Departure (from where it all began)
The ways graphic, cinematic and literary art envisage the future of humanity still connects to a modernist, and at times almost phobist, fixation on darker arcs. Dreaming of electric sheep or confronting mechanical terminators is just an angle to this claustrophobic – but never obsolete – scenario of having to live in dystopian frames, ultra-exclusive urban landscapes that mirror real social zoning, and through corporate policies that flavour everyday interaction with whispers and ocular symbols of conspiracy. Fear is here coterminous with repetition and lack of change as encroaching ailment – an incurable disease collectively afflicting the dispossessed and threatening to spread to privileged populations. But physical disease is just a metaphor. It is significant that Raymond Williams’ (1973) much-debated binarism between the city and the village is absent from such audio-visual scenarios. Cityscapes and technocracy dominate human horizons, drafting the rules of our participation in the pólis (as city, state and society). It seems as if we never had an intimate, inescapable relationship with nature.
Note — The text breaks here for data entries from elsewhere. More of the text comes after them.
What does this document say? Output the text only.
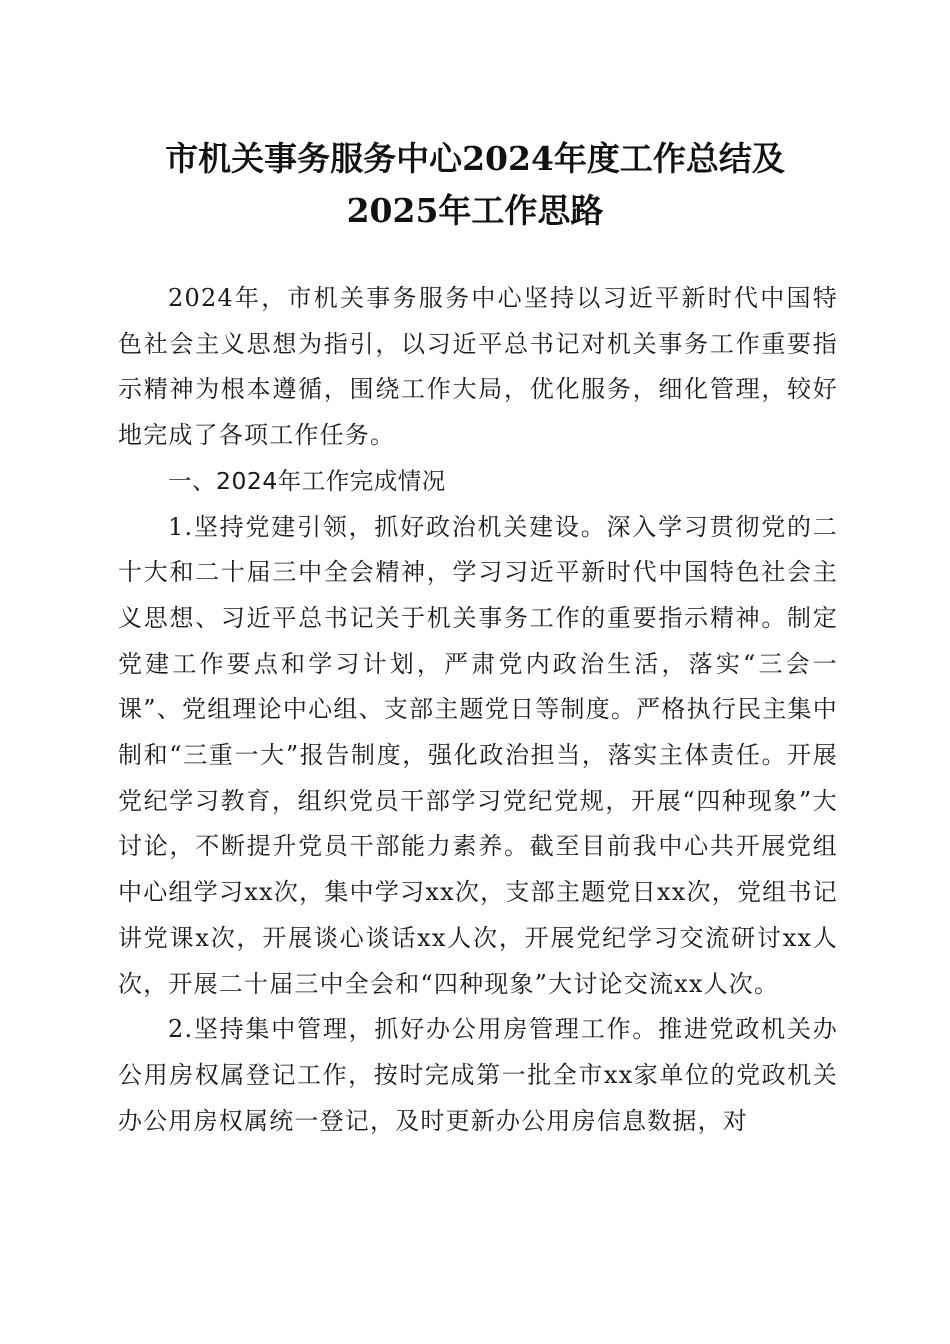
市机关事务服务中心2024年度工作总结及
2025年工作思路

2024年，市机关事务服务中心坚持以习近平新时代中国特色社会主义思想为指引，以习近平总书记对机关事务工作重要指示精神为根本遵循，围绕工作大局，优化服务，细化管理，较好地完成了各项工作任务。

一、2024年工作完成情况

1.坚持党建引领，抓好政治机关建设。深入学习贯彻党的二十大和二十届三中全会精神，学习习近平新时代中国特色社会主义思想、习近平总书记关于机关事务工作的重要指示精神。制定党建工作要点和学习计划，严肃党内政治生活，落实“三会一课”、党组理论中心组、支部主题党日等制度。严格执行民主集中制和“三重一大”报告制度，强化政治担当，落实主体责任。开展党纪学习教育，组织党员干部学习党纪党规，开展“四种现象”大讨论，不断提升党员干部能力素养。截至目前我中心共开展党组中心组学习xx次，集中学习xx次，支部主题党日xx次，党组书记讲党课x次，开展谈心谈话xx人次，开展党纪学习交流研讨xx人次，开展二十届三中全会和“四种现象”大讨论交流xx人次。

2.坚持集中管理，抓好办公用房管理工作。推进党政机关办公用房权属登记工作，按时完成第一批全市xx家单位的党政机关办公用房权属统一登记，及时更新办公用房信息数据，对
Science fiction films nicely encapsulate this recurring metaphor. Indeed, from the rise of The Terminator genre of man-machine intersubjective conflict; to the migrant and racial allegories in Children of Men; Avatar’s lament of human destruction of alien indigeneity; Casshern’s impossibility to rescue political solidarity from greed; and Elysium’s critique of class and health inequalities, nature is erased from collective memory. In other words, the postmodern dialogics of Enlightenment dictate a move away from Nature and towards technocratic perceptions of the Environment (Ingold 2000). Peculiarly, however, the future of humanity is crowned with an environmental ambiance that still resembles modernity’s industrial soot, whereas at the same time constant aerial traffic in such plots suggests automobility’s complete triumph over ecosystemic balance.
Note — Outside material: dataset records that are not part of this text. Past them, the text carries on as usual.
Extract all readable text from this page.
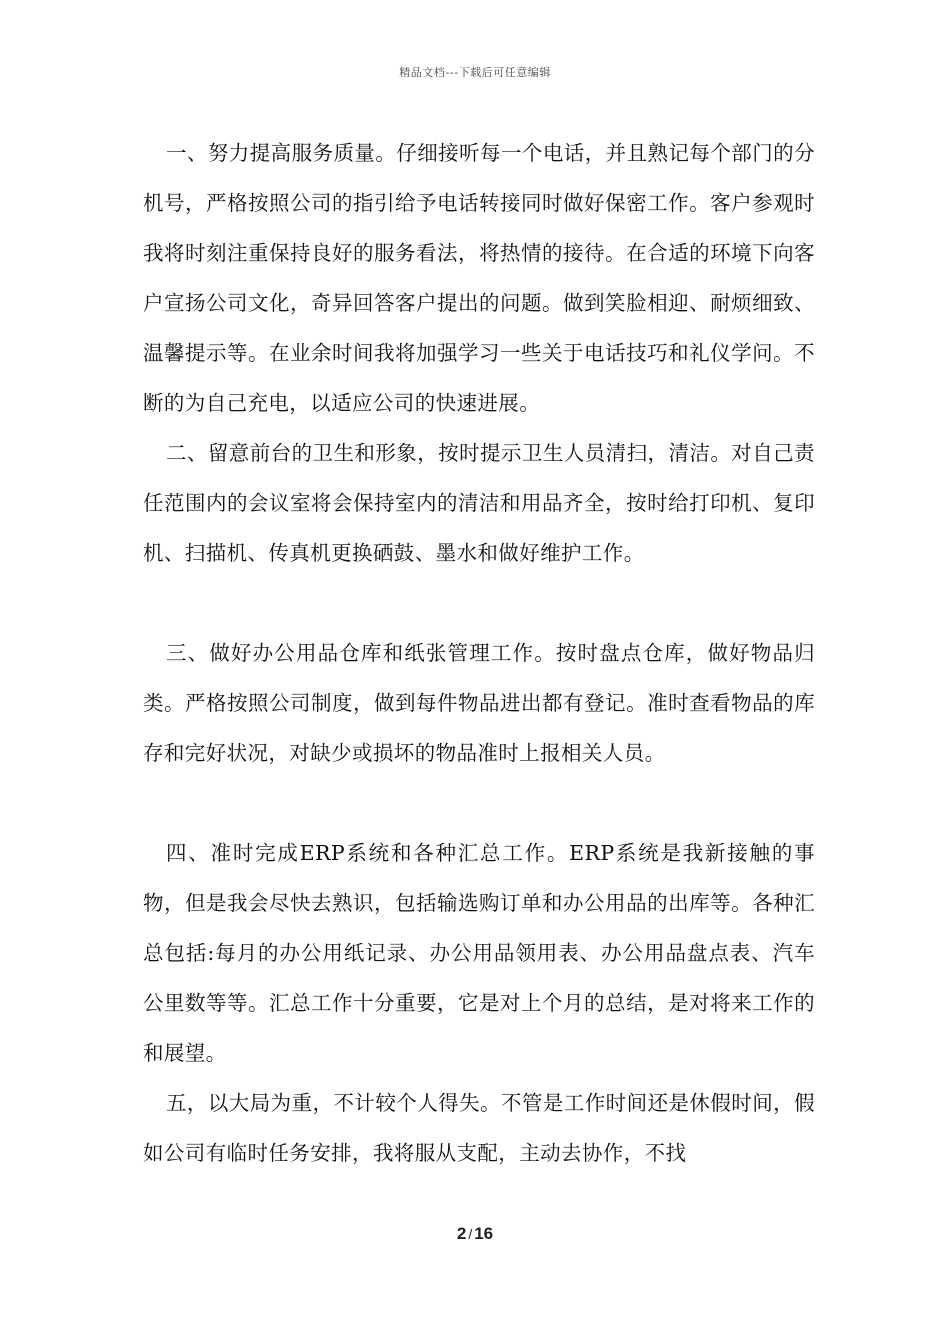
精品文档---下载后可任意编辑

一、努力提高服务质量。仔细接听每一个电话，并且熟记每个部门的分机号，严格按照公司的指引给予电话转接同时做好保密工作。客户参观时我将时刻注重保持良好的服务看法，将热情的接待。在合适的环境下向客户宣扬公司文化，奇异回答客户提出的问题。做到笑脸相迎、耐烦细致、温馨提示等。在业余时间我将加强学习一些关于电话技巧和礼仪学问。不断的为自己充电，以适应公司的快速进展。

二、留意前台的卫生和形象，按时提示卫生人员清扫，清洁。对自己责任范围内的会议室将会保持室内的清洁和用品齐全，按时给打印机、复印机、扫描机、传真机更换硒鼓、墨水和做好维护工作。

三、做好办公用品仓库和纸张管理工作。按时盘点仓库，做好物品归类。严格按照公司制度，做到每件物品进出都有登记。准时查看物品的库存和完好状况，对缺少或损坏的物品准时上报相关人员。

四、准时完成ERP系统和各种汇总工作。ERP系统是我新接触的事物，但是我会尽快去熟识，包括输选购订单和办公用品的出库等。各种汇总包括:每月的办公用纸记录、办公用品领用表、办公用品盘点表、汽车公里数等等。汇总工作十分重要，它是对上个月的总结，是对将来工作的和展望。

五，以大局为重，不计较个人得失。不管是工作时间还是休假时间，假如公司有临时任务安排，我将服从支配，主动去协作，不找

2 / 16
Nature’s place in artistic imagination
What might have condemned (at least since the release of Lang’s Metropolis) several generations of literary and cinematic artists to repeat this audio-visual leitmotif of hyperbolic darkness (for, film music composers usually follow suit in such futuristic articulations)? The paradox of symbolising our progressive mastering of natural danger, our prosperity and technological advancement in grim moral colourations suggests a return to classical thanatotourist themes. There is a constant fear that diverse mobilities (of migrants, industrial and post-industrial workers, viruses, or even alien species) will destroy human harmony – an ironic recurrence, given that the allegedly threatened privilege is all about socio-cultural change and ‘movement’.
And there is more: such imagined visits to sites of imminent death (of human solidarity, bonding with nature and rurality) via encounters with technology (terminators, cybernetic monsters or urban surveillance structures) speak the language of heterotopia. Unlike utopia - the non (:oū) or good (:eū) place (:tópos) of futurology and social theory - heterotopia is the ‘other’ place. This héteron (:othering) of tópos (:place) involves intentional misplacement of time-space levels, enabling human actors to re-arrange experience and re-conceptualise phenomena (Foucault 1986: 16–17). Cinematic heterotopias suggest that the goodness of nature (and human nature) has migrated elsewhere in the future, leaving us bereft of human(-ist) qualities, more mechanic than human.
Back home to (in) the future
What exit strategy is left after such a damning verdict? The original symptom of futuristic fear, artistic creation, is called upon to weave nostalgic tales of redemption. And we, the faithful fans, redeem through novel-reading, cinema-watching or music-listening the nóstos (:the journey back home, whether this be the family, nature or the ‘source’ of our humanity) that causes this heart-throbbing (:álgos). We ache collectively for a return to a time when the fear of social plagues was absent and we enjoyed the benefit of peace, harmony and unchallenged inner order. Does this not encapsulate the original travel in paradox, during which the Edenic Garden is always eluding grasp despite our centuries-long effort to relocate it on earth?
Foucault, M. (1986) ‘Of other spaces’, Diacritics, 16(1): 22-7.
Ingold, T. (2000) The Perception of the Environment. London: Routledge.
Williams, R. (1973) The Country and the City. London: Chatto and Windus.